This is a transcription of the talk that Alex Marx gave at ETH Denver on March 4th 2023: Web3 Fraud Defense as a Philosophical Stance: Ban Behaviors, Not Users with Alex Marx I'll start with a confession: I cheer for the con man in the film noir just as much as the next guy. I don't leave that piece of my personality at the door while working in risk mitigation. Acknowledging the innovation from so-called bad actors and how we're all pushed is essential. Our systems are driven by constant competition,…
This is a transcription of the talk that Alex Marx gave at ETH Denver on March 4th 2023: Web3 Fraud Defense as a Philosophical Stance: Ban Behaviors, Not Users with Alex Marx
I'll start with a confession: I cheer for the con man in the film noir just as much as the next guy. I don't leave that piece of my personality at the door while working in risk mitigation. Acknowledging the innovation from so-called bad actors and how we're all pushed is essential. Our systems are driven by constant competition, and the Web3 space, more than any, attracts that competition.
Brilliant folks are working to break the things we're building. Some incredibly talented people are looking to capitalize on human nature in some cases and bag a reward that most of us wouldn't even recognize was on the table. In thinking about fraud mitigation, it's imperative to remember the philosophical ideals that brought us all into this space and question whether we are abiding by those ideals and the methods we use to prevent fraud.
I'll pose this question and give you a little background about me: Is our team's risk strategy aligned with the future that we want to create? It is valid for lots of people in Web 2.5 and Web3. We have inherited systems that may not be aligned with our intentions. How can we expect to exit people from this new inclusive financial system if we want to onboard the next billion users or the subsequent 7 billion users? In the past, we have penalized behaviors deemed antisocial or breaking society in some way by excommunicating the person that committed them. We have our prison system, which most people disagree with. So, why would our Internet communities and our web3 spaces expect to ban a user and exit them from our society instead of focusing on how to invite them into our society?
My background was in the silicon startup world at Stitch Fix. The fraud got real when we went public. We became the target of all kinds of new and fun cyber crimes. In defense, we would ban VPNs or stop traffic from a proxy. We would see whether the zip code on file matched the zip code on the credit card. None of these things are relevant in the web3 world. We are all protective of our privacy and don't align with those methods. So, how do we create systems that better mitigate fraud without having reference to broken systems that violate all of our privacy?
After Stitch Fix, I moved to Coinbase. Here, we had the best of the best mitigation tools and the best insights and were still reliant on traditional financial methods of limiting exposure and risk. It's only been since I joined Gitcoin that this all started to fall into place for me, seeing a philosophy that can create a more inclusive future instead of having reference to these practices of penalization.
One inclusive use case that I'm excited about is Quadratic Funding. Quadratic Funding is a formula intended to acknowledge that we are all starting at unequal places in terms of how many tokens are in our wallet and still equalized for that factor so that we can see what real community traction looks like.

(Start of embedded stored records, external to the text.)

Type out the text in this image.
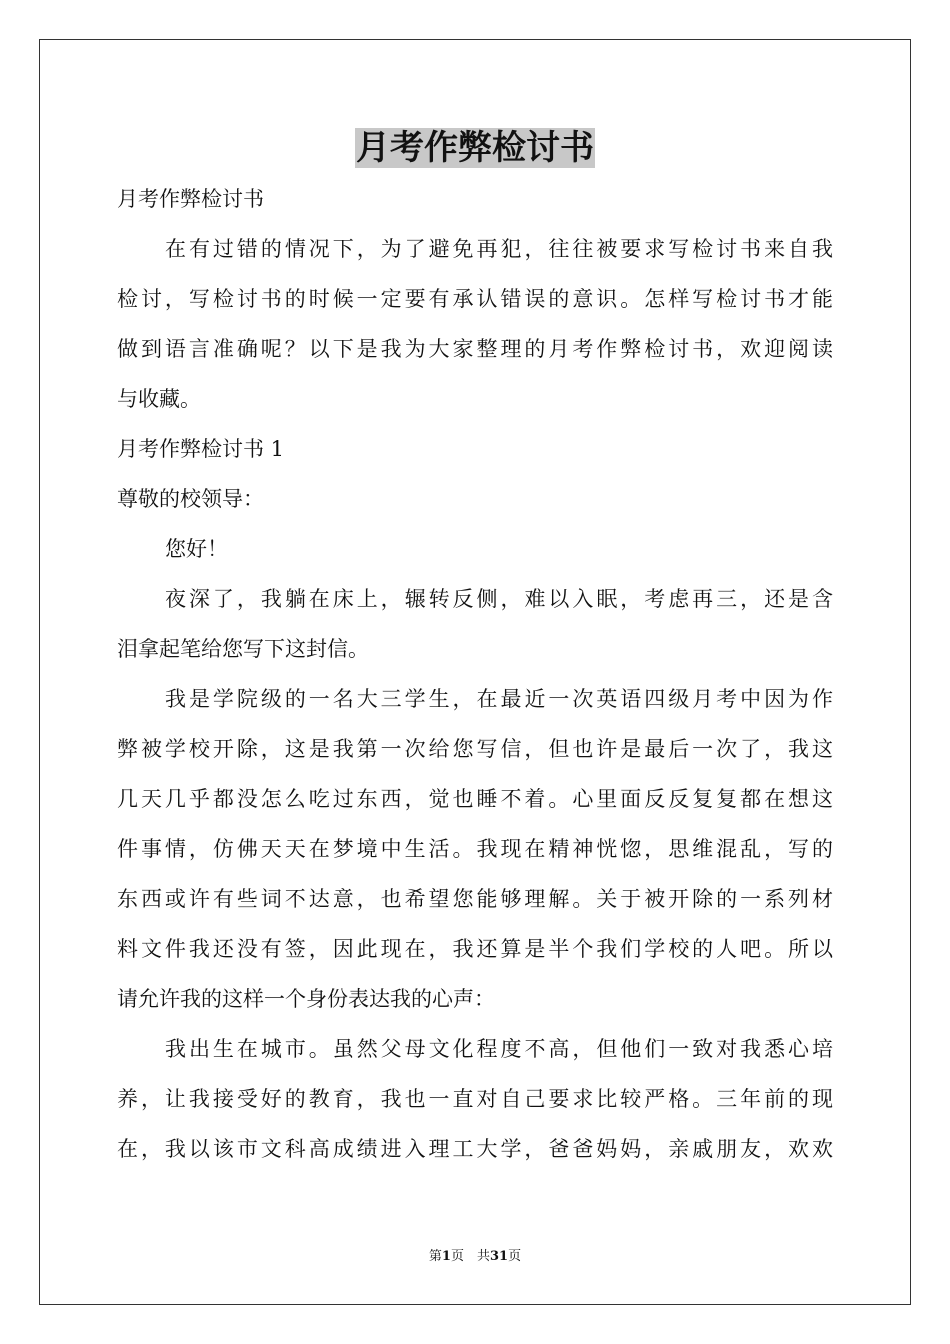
月考作弊检讨书
月考作弊检讨书
在有过错的情况下，为了避免再犯，往往被要求写检讨书来自我
检讨，写检讨书的时候一定要有承认错误的意识。怎样写检讨书才能
做到语言准确呢？以下是我为大家整理的月考作弊检讨书，欢迎阅读
与收藏。
月考作弊检讨书 1
尊敬的校领导：
您好！
夜深了，我躺在床上，辗转反侧，难以入眠，考虑再三，还是含
泪拿起笔给您写下这封信。
我是学院级的一名大三学生，在最近一次英语四级月考中因为作
弊被学校开除，这是我第一次给您写信，但也许是最后一次了，我这
几天几乎都没怎么吃过东西，觉也睡不着。心里面反反复复都在想这
件事情，仿佛天天在梦境中生活。我现在精神恍惚，思维混乱，写的
东西或许有些词不达意，也希望您能够理解。关于被开除的一系列材
料文件我还没有签，因此现在，我还算是半个我们学校的人吧。所以
请允许我的这样一个身份表达我的心声：
我出生在城市。虽然父母文化程度不高，但他们一致对我悉心培
养，让我接受好的教育，我也一直对自己要求比较严格。三年前的现
在，我以该市文科高成绩进入理工大学，爸爸妈妈，亲戚朋友，欢欢
第1页　共31页
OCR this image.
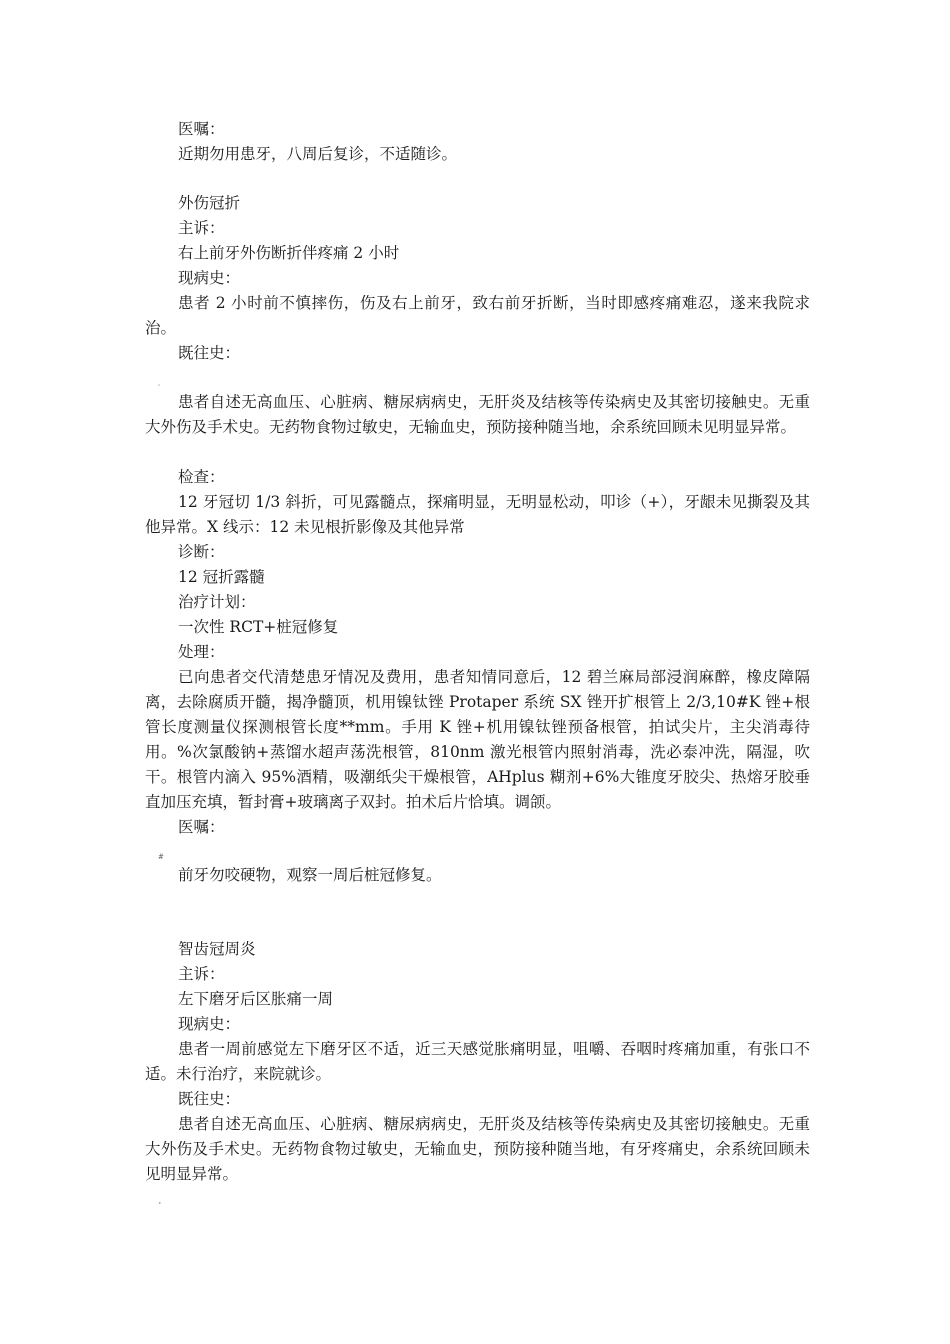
医嘱：
近期勿用患牙，八周后复诊，不适随诊。
外伤冠折
主诉：
右上前牙外伤断折伴疼痛 2 小时
现病史：
患者 2 小时前不慎摔伤，伤及右上前牙，致右前牙折断，当时即感疼痛难忍，遂来我院求治。
既往史：
ˌ
患者自述无高血压、心脏病、糖尿病病史，无肝炎及结核等传染病史及其密切接触史。无重大外伤及手术史。无药物食物过敏史，无输血史，预防接种随当地，余系统回顾未见明显异常。
检查：
12 牙冠切 1/3 斜折，可见露髓点，探痛明显，无明显松动，叩诊（+），牙龈未见撕裂及其他异常。X 线示：12 未见根折影像及其他异常
诊断：
12 冠折露髓
治疗计划：
一次性 RCT+桩冠修复
处理：
已向患者交代清楚患牙情况及费用，患者知情同意后，12 碧兰麻局部浸润麻醉，橡皮障隔离，去除腐质开髓，揭净髓顶，机用镍钛锉 Protaper 系统 SX 锉开扩根管上 2/3,10#K 锉+根管长度测量仪探测根管长度**mm。手用 K 锉+机用镍钛锉预备根管，拍试尖片，主尖消毒待用。%次氯酸钠+蒸馏水超声荡洗根管，810nm 激光根管内照射消毒，洗必泰冲洗，隔湿，吹干。根管内滴入 95%酒精，吸潮纸尖干燥根管，AHplus 糊剂+6%大锥度牙胶尖、热熔牙胶垂直加压充填，暂封膏+玻璃离子双封。拍术后片恰填。调颌。
医嘱：
#
前牙勿咬硬物，观察一周后桩冠修复。
智齿冠周炎
主诉：
左下磨牙后区胀痛一周
现病史：
患者一周前感觉左下磨牙区不适，近三天感觉胀痛明显，咀嚼、吞咽时疼痛加重，有张口不适。未行治疗，来院就诊。
既往史：
患者自述无高血压、心脏病、糖尿病病史，无肝炎及结核等传染病史及其密切接触史。无重大外伤及手术史。无药物食物过敏史，无输血史，预防接种随当地，有牙疼痛史，余系统回顾未见明显异常。
˃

Gitcoin Passport is a protocol designed to guard against Sybil attacks and incentivize desired behaviors. The goal is to create inclusive systems that encourage good behaviors and allow those who wish to earn money or contribute to do so within the system. The Allo Protocol, for instance, enables users to launch their quadratic funding mechanisms, which can help fund communities more democratically.
When building an inclusive future, it's essential to consider the unequal starting points and create solutions that accommodate these differences. For example, in many parts of the world, earning just two US dollars per day is considered a good income, which can be enough incentive for someone to spend a few hours working on a project. It's crucial to remember that the future being built is fully global, and avoiding a North America-centric approach is necessary.
While building a fraud-resistant system, some best practices include imagining oneself as a con artist trying to attack the system and examining how users gain value to ensure that these align with desired behaviors. Seeking global perspectives and collaborating with a diverse team can help avoid a biased approach. It's also essential to be prepared for the possibility that the system may be broken or exploited and to encourage white hat hackers to break the system and share their findings. Staying involved, iterating, and monitoring user behavior can help ensure the system remains secure and functional. Open lines of communication with the community are invaluable for receiving feedback and addressing concerns.
In summary, the key takeaway is to focus on banning undesirable behaviors instead of users. By making these behaviors impossible, developers can create more inclusive systems on the Ethereum blockchain. Emphasizing community and inclusivity can help transform former exploiters into valuable contributors.